Sbandamento e reazione. Per un paio di minuti la Lupa accusa il colpo, Salvi sfiora il raddoppio con un diagonale insidiosissimo, ma è solo un momento di assestamento e al 27' arriva la chance per il pari. Tajarol si propone sulla sinistra e premia il taglio di Perrulli, doppio dribbling e piatto destro a colpo sicuro, ma Petrachi è super e devia in corner. Sugli sviluppi del calcio d'angolo schema per portare alla conclusione Raffaello, ma la difesa evita il peggio concedendo solo un altro tiro dalla bandierina. Il Lecce, però, non sta a guardare e al 40' sfiora il raddoppio con Moscardelli, lasciato colpevolmente solo dalla coppia centrale, beffata dal movimento di Della Rocca. Rossi è battuto, buon per lui che Celli salva sulla linea prima che Cascone riesca a rientrare du Della Rocca, evitando il tap in del 2-0 a pochi minuti dall'intervallo.
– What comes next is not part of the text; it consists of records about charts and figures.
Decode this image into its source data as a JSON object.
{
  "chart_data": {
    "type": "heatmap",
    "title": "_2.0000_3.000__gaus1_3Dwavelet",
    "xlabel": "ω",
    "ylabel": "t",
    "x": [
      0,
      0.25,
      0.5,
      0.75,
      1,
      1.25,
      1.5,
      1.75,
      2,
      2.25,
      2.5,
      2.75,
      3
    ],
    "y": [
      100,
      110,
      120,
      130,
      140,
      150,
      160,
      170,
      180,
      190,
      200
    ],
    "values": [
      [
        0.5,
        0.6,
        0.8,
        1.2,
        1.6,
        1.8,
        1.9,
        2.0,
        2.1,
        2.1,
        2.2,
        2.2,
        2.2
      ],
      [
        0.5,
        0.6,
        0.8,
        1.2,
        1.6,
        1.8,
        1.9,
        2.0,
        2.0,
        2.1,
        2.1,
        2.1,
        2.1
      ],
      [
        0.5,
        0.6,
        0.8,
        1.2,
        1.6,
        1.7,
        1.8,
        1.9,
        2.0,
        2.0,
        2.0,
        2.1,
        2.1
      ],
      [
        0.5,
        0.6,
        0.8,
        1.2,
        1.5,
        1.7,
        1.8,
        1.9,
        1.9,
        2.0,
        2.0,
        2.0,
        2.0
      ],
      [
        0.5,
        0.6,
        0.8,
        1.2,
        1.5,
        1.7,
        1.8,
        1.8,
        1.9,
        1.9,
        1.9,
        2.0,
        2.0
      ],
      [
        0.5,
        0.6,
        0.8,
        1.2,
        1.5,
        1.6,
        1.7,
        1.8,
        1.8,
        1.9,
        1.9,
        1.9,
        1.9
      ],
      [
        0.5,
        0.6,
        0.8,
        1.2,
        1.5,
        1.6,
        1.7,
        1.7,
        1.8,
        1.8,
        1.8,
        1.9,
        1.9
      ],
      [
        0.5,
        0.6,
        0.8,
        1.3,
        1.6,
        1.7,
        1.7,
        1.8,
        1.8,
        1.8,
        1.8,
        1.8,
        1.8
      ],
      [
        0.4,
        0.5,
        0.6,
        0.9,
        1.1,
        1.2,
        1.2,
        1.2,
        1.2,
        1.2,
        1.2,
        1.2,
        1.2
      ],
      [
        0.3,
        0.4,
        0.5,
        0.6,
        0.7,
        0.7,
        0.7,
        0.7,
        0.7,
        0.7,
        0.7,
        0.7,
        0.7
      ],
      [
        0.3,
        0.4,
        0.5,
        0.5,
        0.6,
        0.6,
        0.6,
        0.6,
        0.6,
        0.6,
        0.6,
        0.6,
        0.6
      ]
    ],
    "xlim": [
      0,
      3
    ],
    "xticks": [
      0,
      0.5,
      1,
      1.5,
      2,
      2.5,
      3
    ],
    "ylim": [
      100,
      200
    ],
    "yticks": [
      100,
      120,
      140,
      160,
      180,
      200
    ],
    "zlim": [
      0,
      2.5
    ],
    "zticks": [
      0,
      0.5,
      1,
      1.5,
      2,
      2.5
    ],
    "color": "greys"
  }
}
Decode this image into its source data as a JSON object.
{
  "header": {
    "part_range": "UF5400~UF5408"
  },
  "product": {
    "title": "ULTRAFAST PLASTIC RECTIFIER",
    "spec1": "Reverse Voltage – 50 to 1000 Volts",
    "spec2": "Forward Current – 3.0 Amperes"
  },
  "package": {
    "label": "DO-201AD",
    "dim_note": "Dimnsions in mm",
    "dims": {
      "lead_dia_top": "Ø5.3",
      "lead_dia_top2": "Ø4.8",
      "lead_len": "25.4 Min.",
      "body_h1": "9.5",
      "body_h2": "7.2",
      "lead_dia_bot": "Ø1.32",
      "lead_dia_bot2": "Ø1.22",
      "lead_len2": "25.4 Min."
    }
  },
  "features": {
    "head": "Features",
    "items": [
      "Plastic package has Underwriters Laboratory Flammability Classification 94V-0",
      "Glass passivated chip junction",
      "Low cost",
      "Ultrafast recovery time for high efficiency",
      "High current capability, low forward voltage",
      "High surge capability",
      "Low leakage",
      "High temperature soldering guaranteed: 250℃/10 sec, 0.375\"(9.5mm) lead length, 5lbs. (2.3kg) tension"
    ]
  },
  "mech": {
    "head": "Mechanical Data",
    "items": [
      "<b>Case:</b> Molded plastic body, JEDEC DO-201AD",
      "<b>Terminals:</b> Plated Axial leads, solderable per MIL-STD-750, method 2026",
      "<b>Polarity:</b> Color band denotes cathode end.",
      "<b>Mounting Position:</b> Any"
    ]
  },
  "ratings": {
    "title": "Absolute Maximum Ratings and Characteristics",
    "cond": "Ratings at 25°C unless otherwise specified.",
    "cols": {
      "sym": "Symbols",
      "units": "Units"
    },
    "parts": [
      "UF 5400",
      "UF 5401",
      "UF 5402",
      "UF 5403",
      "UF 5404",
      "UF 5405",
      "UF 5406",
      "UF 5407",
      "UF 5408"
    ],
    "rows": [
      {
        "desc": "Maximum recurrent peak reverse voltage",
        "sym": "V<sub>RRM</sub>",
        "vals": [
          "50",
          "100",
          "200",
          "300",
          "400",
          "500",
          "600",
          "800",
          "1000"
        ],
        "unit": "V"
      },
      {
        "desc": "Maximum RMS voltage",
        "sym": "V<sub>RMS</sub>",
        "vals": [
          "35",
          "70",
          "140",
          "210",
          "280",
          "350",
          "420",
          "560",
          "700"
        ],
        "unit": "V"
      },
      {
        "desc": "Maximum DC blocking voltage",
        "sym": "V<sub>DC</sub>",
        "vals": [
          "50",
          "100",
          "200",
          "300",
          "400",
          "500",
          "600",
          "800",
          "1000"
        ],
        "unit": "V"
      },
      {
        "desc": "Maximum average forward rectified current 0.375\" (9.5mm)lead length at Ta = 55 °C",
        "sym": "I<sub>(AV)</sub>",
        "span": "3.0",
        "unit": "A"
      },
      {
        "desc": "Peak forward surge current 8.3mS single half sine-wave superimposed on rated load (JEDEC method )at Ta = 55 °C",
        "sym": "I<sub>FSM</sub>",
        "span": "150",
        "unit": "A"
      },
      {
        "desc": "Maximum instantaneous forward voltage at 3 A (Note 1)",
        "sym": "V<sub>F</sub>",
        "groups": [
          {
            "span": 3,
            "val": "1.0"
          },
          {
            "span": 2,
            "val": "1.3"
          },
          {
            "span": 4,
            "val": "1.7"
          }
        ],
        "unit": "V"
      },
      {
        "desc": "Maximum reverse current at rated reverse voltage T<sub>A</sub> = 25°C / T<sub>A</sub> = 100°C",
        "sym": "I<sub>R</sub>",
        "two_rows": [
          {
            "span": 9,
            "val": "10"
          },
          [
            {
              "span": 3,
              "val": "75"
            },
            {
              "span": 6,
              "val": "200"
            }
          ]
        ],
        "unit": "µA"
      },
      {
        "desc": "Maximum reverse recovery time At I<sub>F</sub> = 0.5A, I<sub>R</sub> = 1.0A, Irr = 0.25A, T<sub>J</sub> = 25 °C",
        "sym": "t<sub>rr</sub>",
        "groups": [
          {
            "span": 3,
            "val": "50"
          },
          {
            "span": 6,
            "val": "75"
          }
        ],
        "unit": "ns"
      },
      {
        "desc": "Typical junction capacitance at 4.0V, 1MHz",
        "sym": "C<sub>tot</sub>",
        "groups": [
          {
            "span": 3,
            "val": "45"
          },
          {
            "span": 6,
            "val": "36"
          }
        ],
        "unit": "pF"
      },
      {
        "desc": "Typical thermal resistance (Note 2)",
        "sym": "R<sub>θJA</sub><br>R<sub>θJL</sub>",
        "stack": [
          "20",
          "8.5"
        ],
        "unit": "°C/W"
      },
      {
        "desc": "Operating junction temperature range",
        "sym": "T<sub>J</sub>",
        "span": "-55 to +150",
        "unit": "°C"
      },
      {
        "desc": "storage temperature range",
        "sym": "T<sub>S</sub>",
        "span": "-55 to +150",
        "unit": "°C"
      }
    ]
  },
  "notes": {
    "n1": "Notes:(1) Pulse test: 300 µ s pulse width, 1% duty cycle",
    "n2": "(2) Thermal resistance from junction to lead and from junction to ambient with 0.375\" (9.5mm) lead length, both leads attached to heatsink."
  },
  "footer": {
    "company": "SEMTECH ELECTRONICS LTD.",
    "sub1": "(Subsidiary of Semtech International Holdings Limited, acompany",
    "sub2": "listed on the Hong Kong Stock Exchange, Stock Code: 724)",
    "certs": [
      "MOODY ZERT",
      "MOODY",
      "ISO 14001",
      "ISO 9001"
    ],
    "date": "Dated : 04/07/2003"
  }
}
Rimonta da sogno. La ripresa inizia con gli stessi ventidue effettivi in campo, l'undici di Cucciari parte con il piglio giusto e dopo appena tre giri d'orologio sfiora il gol con Perrulli che fallisce la conclusione da posizione favorevolissima, sprecando la grande giocata di Raffaello. La Lupa c'è e meriterebbe almeno il pari. AL 20' ci va vicinissima, La punizione di Perrulli colpisce il palo pieno, sulla ribattuta il più òesto è Prevete, ma l'estremo difensore pugliese è super ed evita il peggio. Ma il gol è nell'aria e al 27' arriva l'1-1. Celli riconquista palla sulla sinistra, cross di Perrulli sul secondo palo e a Testardi, entrato da pochi minuti, basta spingere la sfera in fondo al sacco da pochi centimetri. L'entusiasmo, poi, spinge Perrulli e compagni verso il clamoroso sorpasso dopo appena quattro minuti. Ancora il capitano ad ispirare, scambio nello stretto con Testardi e assist per Leccese, che in spaccata anticipa Petrachi per il 2-1 che fa esplodere di gioia le tribune del Quinto Ricci. Il Lecce è alle corde. Lerda fa scaldare Miccoli e lo inserisce subito dopo un destro di Leccese che sfiora il tris costringendo Petrachi al miracolo. Neanche il Romario del Salento, però, riesce a dare la scossa e solo un colpo di testa di Sacilotto a quattro dal termine mette in pericolo il risultato. Il resto è una lunga attesa fino al triplice fischio finale, con la squadra di Cucciari che gestisce da compagine consumata. Poi è festa per un esordio perfetto. Qualcuno poteva immaginarselo più bello di così?